In our study of HCC tissues, we found that the expression of CAF markers, α-SMA and vimentin in the VM-positive group was higher than in the VM-negative group. Through the three-dimensional culture of hepatoma cell lines, we found that only the highly invasive hepatoma cell line MHCC-97H could form VM, while the normal hepatocyte L02 and the low invasive hepatoma cell line SMMC-7721 could not form VM. Therefore, we chose the highly invasive hepatoma cell line MHCC-97H as the main cell line for the follow-up study. The results showed that the hepatocellular CAF conditioned medium could increase the number of VM and up-regulate the mRNA and protein expression of MMP2 and EphA2 in MHCC-97H cells. The effect of the CAF conditioned medium on the formation of VM was not concentration-dependent. MMP2 is an extracellular proteolytic enzyme, which can degrade the tumor-mediated extracellular matrix and is closely related to VM formation and tumor metastasis. A lot of evidence shows that MMP2 activation can promote VM formation [34]. EphA2 is a member of the receptor tyrosine kinase family and is one of the important factors in VM formation. Wang et al. [35] have shown that, VM formation can be prevented by inhibiting the expression of EphA2 in pancreatic cancer. In hepatocellular carcinoma cell lines, Ji-Gang Zhang et al. found that ROCK affects the changes of VM-related factors such as EphA2 and MMP2. RhoC/ROCK2 may have an important effect on VM of hepatocellular carcinoma through ERK/MMPs signal pathway and may become a potential target for liver cancer therapy [36,37]. Research on the molecular mechanism of VM formation is relatively mature, and many researchers have drawn a complete network diagram of the detailed regulation mechanism, though it is not completely unified. Among many signal pathways, most scholars suggest that the key pathway for VM formation may be the VEGF-EphA2-MMPs-VM pathway. The results of this study showed that the transcriptional and protein levels of EphA2 and MMP2 in the experimental groups were higher than in the control group, and the number of VM in the experimental groups was also higher than in the control group.

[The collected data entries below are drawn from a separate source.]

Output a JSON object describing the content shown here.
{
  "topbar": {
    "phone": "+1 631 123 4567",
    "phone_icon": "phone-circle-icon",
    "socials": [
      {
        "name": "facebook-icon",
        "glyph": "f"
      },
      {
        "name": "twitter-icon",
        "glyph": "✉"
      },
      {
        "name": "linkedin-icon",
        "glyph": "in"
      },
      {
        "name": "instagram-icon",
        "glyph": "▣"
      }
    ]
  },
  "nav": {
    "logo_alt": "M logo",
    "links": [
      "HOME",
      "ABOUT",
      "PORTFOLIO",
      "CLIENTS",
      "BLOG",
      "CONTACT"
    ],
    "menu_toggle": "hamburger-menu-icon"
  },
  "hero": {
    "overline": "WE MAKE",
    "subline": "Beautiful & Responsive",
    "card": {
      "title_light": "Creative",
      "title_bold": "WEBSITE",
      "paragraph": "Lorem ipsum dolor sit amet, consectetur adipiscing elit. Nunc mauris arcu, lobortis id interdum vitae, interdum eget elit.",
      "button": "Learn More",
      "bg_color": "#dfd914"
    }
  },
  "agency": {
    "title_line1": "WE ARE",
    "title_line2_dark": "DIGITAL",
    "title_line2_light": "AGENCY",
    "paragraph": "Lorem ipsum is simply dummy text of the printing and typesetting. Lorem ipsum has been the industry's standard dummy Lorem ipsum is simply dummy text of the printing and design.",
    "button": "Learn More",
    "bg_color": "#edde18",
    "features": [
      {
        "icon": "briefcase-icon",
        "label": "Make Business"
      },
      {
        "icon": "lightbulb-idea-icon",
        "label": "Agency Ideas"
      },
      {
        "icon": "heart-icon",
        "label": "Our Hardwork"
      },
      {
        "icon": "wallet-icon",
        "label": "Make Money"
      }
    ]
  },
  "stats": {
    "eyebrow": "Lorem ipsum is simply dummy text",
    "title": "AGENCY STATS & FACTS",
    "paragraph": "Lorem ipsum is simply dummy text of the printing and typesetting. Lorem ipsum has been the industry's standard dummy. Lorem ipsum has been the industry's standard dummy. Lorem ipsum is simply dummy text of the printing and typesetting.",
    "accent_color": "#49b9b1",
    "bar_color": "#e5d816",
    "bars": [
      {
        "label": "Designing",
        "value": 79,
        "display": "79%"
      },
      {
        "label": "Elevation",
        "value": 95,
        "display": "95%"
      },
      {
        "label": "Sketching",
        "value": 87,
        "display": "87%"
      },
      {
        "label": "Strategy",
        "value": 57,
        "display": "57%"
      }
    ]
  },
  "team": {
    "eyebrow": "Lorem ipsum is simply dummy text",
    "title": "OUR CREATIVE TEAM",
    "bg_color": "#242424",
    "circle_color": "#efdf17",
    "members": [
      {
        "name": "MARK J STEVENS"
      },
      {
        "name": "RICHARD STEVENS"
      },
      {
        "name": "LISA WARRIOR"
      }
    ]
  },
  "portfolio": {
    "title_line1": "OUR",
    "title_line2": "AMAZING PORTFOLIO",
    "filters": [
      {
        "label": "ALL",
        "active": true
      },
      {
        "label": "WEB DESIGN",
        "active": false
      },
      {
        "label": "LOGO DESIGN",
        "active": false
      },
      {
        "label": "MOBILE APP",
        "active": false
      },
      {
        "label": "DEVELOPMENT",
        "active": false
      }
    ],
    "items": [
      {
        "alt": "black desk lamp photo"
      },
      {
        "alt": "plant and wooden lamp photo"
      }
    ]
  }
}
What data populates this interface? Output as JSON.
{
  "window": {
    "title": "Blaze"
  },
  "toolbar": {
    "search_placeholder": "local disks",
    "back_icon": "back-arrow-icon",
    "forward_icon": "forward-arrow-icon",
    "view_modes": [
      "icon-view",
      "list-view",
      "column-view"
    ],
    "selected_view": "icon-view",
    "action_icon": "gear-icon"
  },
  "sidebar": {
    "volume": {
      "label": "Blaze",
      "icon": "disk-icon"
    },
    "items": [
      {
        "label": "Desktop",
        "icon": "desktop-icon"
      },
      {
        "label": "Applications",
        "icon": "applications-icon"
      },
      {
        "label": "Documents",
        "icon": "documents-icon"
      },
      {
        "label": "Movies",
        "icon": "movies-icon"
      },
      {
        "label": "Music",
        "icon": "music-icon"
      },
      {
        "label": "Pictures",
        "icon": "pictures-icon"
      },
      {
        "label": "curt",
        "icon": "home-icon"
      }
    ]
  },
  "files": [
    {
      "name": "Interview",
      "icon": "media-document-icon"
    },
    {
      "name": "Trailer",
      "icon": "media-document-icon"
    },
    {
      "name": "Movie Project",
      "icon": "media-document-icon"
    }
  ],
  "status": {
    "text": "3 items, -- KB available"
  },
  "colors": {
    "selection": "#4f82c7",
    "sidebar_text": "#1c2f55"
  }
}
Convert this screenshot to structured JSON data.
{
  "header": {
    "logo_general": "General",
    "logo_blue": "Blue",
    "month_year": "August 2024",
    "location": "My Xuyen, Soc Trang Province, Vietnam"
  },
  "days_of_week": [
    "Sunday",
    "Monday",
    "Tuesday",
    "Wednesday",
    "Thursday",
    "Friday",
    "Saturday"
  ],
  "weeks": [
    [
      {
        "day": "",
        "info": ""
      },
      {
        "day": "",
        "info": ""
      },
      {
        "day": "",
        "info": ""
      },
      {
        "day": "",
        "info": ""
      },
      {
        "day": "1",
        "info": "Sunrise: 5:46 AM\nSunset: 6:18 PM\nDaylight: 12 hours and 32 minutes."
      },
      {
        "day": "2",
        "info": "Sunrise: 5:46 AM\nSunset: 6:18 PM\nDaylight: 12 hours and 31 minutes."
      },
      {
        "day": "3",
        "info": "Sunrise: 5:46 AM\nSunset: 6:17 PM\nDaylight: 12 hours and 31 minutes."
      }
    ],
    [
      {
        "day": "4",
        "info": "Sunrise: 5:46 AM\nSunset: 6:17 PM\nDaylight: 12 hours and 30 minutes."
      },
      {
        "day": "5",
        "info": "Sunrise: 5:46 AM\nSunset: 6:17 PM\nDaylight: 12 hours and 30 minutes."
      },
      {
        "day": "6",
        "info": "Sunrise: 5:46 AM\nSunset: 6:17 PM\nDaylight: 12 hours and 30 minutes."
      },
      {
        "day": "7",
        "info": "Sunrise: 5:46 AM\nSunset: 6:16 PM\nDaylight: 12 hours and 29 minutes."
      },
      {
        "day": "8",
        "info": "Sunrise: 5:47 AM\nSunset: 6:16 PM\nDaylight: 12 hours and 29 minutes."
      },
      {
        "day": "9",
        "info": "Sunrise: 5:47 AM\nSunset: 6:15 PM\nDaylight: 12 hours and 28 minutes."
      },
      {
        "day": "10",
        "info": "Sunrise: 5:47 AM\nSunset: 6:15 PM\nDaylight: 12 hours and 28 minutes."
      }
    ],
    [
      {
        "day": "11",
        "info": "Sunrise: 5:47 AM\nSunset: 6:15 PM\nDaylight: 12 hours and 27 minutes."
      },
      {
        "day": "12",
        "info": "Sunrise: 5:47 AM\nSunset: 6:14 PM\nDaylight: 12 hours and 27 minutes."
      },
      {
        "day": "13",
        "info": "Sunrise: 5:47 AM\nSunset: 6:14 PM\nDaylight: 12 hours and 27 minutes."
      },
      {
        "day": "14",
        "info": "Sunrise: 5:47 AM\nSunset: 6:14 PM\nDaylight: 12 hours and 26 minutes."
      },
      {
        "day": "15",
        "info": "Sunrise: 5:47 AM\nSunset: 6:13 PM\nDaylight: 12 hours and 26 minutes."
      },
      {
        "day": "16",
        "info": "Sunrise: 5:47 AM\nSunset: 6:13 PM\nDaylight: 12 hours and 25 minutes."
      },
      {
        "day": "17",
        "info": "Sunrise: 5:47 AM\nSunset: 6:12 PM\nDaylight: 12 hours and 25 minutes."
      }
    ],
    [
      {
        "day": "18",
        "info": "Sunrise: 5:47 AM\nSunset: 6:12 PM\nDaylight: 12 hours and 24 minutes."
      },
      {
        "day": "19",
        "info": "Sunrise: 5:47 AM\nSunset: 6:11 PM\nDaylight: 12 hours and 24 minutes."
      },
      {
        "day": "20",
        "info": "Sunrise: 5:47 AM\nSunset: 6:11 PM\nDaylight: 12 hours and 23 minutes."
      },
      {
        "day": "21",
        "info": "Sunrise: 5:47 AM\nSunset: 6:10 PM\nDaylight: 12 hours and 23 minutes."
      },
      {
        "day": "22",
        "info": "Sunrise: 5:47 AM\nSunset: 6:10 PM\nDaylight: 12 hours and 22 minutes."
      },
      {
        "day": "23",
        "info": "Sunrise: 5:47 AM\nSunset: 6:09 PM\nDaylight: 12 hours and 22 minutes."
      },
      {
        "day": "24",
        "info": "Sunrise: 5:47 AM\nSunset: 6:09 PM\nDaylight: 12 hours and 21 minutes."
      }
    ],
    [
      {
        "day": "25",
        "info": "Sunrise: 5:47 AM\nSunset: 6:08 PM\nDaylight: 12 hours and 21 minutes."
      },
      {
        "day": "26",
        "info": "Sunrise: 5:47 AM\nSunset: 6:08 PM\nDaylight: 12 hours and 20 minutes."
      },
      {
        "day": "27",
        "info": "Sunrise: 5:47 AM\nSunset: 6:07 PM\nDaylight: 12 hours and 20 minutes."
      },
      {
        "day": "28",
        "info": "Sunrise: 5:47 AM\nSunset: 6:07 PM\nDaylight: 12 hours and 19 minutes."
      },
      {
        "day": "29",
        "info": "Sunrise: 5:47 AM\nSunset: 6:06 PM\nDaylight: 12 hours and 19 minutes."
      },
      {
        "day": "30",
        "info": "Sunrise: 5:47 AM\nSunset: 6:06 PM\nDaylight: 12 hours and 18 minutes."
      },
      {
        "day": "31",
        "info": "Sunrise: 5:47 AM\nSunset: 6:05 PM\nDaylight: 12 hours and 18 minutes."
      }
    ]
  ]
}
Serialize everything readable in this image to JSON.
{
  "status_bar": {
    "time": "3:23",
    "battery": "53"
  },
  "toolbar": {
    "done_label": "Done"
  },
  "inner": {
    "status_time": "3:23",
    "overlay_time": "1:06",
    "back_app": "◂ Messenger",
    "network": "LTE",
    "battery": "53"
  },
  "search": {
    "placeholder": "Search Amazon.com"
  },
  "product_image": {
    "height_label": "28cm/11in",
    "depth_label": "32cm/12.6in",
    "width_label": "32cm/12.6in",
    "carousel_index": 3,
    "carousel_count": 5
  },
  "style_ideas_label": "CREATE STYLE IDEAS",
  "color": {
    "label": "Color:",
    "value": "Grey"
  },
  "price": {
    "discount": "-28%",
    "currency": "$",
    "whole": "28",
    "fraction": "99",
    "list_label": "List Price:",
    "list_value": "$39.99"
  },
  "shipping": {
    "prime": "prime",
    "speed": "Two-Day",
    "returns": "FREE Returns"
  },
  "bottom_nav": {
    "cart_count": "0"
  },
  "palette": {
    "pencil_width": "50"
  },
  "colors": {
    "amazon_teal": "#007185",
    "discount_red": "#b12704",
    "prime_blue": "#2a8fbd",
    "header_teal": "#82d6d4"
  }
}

VM is only a temporary blood supply mode in the process of tumor development, which will be gradually replaced by endothelium-dependent blood vessels. When the tumor is treated by inhibiting the formation of endothelium-dependent blood vessels, the tumor microenvironment will show reactive changes such as aggravation of tumor tissue hypoxia, increase in the expression of angiogenic factors, increase in the coverage of vascular pericytes, promotion of the formation of tumor stem cells, and increase in tumor cell autophagy. In order to get more nutrition to meet the unlimited growth, tumor cells will continue to form VM and increase the ability of tumor cells to invade and metastasize. Therefore, in addition to the traditional anti-angiogenic therapy, the inhibition of VM should be taken into account. The genome of CAFs is relatively stable compared with tumor cells, and CAFs are not easily resistant to drugs. More importantly, it can up-regulate the protein expression of EphA2 and MMP2 in the hepatoma cell line, which is an important target to block the signal pathway in the process of VM formation. However, the current studies tend to focus on the promotion effect of CAFs on endothelium-dependent angiogenesis. There are few studies on the effect of CAFs on VM. This study shows that CAFs can also promote VM formation, which will be a major breakthrough and complement in the mechanism of tumor invasion and metastasis. The mechanism of CAFs promoting VM formation is not clear, and further research is needed.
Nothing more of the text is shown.